I will never forget my first reading of The Dirt: Confessions of the World’s Most Notorious Rock Band, nor will I forget first hearing Mötley Crüe’s music (my first song was Shout at the Devil). Mötley Crüe were a motley crew of lost young souls with a passion for drugs, violence and music. They were destined for greatness or for destruction depending on which way they went, or how you looked at it, but either way there is no denying the impact the world’s most notorious rock band has had on the music industry since they first stumbled into each other’s lives.  From their very first moment together, they had it: that magic that drives a band to success. After every great success, there must come the fall, and fall Mötley Crüe did. Hard. But, like a slasher villain that just won’t stay down, Mötley Crüe kept on coming back, and every time they got wilder; surviving overdoses, car accidents, marriage breakups and band feuds, nothing would stop them from reaching new levels of notoriety. The Dirt tells their story, from petty criminals to rock legends, and underscoring it all is the music.

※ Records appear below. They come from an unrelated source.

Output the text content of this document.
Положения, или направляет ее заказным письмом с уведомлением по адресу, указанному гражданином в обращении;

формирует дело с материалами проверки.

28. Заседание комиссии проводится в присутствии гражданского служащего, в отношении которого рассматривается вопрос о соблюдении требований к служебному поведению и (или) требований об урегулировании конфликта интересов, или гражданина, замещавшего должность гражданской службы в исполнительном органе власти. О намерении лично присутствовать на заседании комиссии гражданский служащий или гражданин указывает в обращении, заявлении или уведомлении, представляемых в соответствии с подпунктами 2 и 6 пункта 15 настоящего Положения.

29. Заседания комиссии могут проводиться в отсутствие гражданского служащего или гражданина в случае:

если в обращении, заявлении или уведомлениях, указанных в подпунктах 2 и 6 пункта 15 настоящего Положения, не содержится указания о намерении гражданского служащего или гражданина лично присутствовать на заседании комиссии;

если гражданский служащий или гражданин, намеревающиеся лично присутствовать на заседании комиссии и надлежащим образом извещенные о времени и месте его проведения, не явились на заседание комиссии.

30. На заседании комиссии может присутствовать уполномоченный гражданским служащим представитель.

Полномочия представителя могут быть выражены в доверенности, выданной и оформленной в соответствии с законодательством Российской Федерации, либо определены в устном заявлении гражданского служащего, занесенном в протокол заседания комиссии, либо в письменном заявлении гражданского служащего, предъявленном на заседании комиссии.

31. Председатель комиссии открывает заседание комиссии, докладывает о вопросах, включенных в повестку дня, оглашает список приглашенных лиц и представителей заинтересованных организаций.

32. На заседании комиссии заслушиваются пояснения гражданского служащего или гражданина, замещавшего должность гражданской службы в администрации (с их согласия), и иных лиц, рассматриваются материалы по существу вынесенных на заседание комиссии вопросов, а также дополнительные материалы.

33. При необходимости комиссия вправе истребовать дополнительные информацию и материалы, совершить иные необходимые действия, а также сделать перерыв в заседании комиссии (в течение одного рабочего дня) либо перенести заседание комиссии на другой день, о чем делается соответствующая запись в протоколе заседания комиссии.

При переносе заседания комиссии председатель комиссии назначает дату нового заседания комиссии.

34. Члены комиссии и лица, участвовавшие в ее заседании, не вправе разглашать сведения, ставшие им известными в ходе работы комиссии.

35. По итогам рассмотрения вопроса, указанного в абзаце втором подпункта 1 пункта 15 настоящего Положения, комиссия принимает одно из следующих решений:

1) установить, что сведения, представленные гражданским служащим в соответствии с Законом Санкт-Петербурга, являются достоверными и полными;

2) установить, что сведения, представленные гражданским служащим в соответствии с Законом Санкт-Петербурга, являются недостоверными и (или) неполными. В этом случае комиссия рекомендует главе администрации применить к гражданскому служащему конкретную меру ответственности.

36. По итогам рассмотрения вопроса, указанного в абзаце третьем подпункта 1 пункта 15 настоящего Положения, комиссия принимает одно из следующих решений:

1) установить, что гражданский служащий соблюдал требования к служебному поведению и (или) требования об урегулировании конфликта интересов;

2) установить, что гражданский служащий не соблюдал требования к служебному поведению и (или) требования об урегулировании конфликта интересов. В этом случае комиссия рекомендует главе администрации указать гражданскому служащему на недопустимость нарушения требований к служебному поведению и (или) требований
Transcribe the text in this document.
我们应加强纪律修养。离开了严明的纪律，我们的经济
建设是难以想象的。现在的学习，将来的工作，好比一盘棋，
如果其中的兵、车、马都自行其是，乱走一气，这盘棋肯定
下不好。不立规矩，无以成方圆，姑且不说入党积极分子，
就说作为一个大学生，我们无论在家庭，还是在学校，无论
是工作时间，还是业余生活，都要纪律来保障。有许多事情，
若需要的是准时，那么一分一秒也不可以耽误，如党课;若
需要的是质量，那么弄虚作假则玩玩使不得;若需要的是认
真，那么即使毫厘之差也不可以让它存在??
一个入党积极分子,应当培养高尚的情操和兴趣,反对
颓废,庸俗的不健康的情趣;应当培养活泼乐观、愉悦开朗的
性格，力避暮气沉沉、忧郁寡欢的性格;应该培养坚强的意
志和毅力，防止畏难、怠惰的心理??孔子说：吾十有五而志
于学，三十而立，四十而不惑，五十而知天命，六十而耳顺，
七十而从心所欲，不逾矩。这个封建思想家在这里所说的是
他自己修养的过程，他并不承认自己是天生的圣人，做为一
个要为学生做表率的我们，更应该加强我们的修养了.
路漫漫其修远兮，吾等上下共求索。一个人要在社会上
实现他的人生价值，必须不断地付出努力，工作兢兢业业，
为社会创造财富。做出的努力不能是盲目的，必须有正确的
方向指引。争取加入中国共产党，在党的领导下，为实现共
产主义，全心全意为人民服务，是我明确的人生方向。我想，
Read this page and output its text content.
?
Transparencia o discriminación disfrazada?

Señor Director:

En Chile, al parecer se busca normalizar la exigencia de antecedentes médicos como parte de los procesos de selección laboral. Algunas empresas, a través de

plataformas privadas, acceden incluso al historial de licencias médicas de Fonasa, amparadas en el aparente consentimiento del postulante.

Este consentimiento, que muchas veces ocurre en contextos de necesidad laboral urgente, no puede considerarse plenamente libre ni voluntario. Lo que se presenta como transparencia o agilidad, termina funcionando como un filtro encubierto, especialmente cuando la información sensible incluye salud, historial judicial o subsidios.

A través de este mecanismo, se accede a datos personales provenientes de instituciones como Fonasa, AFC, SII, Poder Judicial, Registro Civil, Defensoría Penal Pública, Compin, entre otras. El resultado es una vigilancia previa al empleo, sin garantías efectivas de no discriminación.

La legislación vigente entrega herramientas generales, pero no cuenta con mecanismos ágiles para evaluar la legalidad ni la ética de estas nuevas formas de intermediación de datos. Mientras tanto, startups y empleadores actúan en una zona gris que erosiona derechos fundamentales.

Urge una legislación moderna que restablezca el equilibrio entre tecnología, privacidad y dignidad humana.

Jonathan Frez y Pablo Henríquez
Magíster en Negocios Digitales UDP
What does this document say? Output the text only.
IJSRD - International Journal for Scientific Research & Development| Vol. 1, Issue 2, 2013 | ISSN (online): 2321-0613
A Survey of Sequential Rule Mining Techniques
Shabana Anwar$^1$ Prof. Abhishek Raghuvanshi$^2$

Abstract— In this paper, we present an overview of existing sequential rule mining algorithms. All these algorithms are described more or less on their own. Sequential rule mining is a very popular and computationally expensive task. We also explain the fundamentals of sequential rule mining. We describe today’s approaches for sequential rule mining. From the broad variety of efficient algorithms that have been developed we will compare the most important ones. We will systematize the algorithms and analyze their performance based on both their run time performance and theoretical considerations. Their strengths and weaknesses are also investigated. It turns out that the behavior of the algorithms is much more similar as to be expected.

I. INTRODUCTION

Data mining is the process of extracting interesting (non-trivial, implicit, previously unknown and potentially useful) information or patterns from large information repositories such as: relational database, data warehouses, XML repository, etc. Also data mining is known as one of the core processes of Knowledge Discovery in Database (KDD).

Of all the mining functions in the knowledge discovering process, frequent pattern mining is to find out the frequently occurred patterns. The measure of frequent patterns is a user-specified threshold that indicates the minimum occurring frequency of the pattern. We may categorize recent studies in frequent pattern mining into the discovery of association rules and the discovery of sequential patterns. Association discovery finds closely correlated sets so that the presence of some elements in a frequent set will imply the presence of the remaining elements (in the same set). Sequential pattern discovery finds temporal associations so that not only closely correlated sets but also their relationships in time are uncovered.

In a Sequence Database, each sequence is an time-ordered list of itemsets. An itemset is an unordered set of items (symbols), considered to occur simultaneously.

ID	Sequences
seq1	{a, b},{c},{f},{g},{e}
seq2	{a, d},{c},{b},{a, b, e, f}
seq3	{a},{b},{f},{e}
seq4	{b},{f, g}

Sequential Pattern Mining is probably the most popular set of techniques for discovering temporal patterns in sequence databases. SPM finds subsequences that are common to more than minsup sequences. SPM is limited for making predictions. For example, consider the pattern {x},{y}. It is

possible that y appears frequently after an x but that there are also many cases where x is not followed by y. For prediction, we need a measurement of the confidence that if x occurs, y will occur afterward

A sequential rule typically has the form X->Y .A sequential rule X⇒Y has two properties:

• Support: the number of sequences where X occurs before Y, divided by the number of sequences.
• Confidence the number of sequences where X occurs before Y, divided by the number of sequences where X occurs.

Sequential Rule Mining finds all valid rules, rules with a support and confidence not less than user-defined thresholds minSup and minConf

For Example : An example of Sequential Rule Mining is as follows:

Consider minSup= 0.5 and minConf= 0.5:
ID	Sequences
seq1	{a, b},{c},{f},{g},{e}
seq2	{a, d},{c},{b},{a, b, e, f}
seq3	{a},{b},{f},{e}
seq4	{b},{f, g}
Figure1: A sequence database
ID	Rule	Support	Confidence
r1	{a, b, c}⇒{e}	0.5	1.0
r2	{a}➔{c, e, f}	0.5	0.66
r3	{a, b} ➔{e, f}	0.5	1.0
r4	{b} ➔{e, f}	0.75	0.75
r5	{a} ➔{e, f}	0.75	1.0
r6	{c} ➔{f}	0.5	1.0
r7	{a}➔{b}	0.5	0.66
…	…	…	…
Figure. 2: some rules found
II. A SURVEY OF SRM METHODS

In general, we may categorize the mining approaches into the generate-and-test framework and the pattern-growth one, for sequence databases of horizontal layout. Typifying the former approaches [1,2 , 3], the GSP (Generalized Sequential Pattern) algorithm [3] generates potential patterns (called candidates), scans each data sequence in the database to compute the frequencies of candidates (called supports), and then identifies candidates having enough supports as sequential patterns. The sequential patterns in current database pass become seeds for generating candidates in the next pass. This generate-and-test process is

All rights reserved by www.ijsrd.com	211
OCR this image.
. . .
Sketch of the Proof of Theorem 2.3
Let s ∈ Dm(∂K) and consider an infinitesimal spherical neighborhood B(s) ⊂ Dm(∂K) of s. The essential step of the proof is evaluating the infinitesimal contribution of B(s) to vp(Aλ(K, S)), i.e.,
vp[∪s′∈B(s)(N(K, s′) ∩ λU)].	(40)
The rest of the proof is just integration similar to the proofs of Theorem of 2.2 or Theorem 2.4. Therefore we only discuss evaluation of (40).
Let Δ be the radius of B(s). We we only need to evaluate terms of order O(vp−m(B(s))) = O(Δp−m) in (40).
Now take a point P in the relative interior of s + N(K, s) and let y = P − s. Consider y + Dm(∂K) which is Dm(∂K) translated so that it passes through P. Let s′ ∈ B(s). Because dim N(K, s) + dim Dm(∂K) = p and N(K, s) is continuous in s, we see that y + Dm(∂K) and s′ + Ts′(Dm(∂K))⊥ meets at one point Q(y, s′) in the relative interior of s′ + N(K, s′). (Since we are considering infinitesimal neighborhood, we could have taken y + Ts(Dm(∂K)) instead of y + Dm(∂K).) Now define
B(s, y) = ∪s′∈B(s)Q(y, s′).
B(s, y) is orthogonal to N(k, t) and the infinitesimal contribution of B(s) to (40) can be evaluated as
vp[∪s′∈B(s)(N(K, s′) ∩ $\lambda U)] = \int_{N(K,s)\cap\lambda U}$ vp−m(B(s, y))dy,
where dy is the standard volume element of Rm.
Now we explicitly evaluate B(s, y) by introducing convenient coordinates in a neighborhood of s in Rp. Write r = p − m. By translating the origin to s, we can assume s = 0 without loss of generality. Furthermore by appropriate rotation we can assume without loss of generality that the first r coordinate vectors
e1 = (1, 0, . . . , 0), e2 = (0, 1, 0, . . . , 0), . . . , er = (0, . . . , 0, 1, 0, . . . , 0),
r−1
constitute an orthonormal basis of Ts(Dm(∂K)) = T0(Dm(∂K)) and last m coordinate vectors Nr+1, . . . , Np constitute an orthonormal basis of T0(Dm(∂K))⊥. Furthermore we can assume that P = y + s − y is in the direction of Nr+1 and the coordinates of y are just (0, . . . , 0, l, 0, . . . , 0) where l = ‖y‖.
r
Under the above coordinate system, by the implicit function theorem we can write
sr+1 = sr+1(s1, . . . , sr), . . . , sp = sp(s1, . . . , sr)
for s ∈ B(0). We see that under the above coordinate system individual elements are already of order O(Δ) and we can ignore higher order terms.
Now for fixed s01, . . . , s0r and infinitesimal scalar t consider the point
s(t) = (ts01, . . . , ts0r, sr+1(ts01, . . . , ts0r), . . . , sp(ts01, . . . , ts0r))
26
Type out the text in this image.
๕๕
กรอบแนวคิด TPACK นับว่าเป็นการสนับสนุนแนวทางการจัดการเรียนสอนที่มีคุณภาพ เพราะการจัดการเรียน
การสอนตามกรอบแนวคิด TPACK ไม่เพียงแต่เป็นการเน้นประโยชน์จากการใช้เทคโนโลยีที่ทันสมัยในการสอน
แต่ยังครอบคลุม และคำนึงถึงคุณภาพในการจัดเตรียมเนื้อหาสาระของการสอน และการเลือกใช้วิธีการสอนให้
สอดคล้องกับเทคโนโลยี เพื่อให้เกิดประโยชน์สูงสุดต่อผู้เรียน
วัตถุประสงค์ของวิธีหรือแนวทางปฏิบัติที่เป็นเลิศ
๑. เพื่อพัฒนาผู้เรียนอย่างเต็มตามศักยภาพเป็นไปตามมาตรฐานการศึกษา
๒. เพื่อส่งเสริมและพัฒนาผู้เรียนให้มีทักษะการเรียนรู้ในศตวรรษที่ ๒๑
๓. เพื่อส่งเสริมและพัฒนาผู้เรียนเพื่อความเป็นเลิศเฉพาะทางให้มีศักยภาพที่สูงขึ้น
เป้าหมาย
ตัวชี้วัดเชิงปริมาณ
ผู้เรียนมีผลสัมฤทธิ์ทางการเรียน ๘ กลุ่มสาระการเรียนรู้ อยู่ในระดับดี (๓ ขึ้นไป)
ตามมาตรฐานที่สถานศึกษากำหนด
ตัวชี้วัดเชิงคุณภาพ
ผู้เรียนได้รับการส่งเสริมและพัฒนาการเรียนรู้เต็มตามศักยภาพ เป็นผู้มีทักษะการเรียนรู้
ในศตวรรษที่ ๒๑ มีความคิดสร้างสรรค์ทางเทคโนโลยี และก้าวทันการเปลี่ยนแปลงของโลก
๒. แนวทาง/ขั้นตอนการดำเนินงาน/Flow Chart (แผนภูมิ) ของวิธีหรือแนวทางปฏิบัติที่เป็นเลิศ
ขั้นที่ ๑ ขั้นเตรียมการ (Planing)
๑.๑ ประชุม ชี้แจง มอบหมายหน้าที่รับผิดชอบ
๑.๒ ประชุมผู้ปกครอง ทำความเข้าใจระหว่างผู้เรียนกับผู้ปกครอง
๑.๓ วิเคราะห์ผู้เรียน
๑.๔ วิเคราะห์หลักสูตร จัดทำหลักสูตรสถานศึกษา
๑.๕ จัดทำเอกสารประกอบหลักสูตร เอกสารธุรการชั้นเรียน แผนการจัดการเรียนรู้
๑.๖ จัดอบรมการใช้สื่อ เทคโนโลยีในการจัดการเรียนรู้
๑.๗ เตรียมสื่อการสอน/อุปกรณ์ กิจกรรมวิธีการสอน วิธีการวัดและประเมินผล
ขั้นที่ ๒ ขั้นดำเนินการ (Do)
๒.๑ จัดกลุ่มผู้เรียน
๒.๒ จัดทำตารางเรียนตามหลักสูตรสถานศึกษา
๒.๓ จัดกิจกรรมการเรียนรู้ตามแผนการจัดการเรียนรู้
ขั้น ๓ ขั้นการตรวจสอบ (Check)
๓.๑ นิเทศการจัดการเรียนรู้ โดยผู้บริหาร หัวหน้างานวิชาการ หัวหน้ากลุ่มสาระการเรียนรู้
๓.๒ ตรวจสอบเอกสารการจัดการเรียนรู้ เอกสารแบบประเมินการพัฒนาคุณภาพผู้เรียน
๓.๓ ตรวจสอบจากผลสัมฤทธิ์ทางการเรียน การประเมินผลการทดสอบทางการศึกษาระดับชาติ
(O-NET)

So, it was with great excitement that I put my earphones in and turned the volume up (because you can’t listen to the Crüe without blasting them at top volume). Ultimately another “Greatest Hits” collection, the soundtrack is the perfect mix of fourteen fan-favourites (including Dr Feelgood, Shout at the Devil amongst others) and newer hits recorded specifically for the film (The Dirt, Ride with the Devil, Crash and Burn and their cover of Madonna song Like a Virgin), the soundtrack delivers what it promises: an overview of the best hits and a reminder of some of the band’s biggest and most historically significant moments. It truly is the perfect collection of songs spanning the Mötley Crüe career. It shows their inhibitions and manic energy at their very best (or is that their worst?).

The soundtrack opens with The Dirt (Est. 1981) featuring Machine Gun Kelly; a lyrical summary of the Crüe’s wild antics, setting expectations for anyone who hasn’t heard of the Crüe because they’ve been living under a rock. MGK’s rap pitted against their signature sound gives the song an added kick, and ties in nicely with his role as Tommy Lee in the biopic. The album then slips effortlessly into classics including the infamous Girls, Girls, Girls a song known for its party theme and for mirroring the lifestyle of the band itself and Shout at the Devil, a song originally met with controversy for its satanic title and album art, but which Sixx has always stated is about “pushing back”. Returning to new songs, Ride with the Devil is a catchy nod to the band’s past, while also a nod to the biopic’s title with the line “give me the dirt”. It was their cover of Madonna’s Like a Virgin that I wasn’t sure about. It gave the song an edgy twist, but I would have liked to hear them make it their own just a little more.

It is no easy task selecting a collection of songs to represent Mötley Crüe’s decades-spanning wild-ride of a career, but I think they’ve succeeded in building an exciting narrative with the songs included, a collection of classics that eloquently emphasise key moments that shaped the film and of course the band.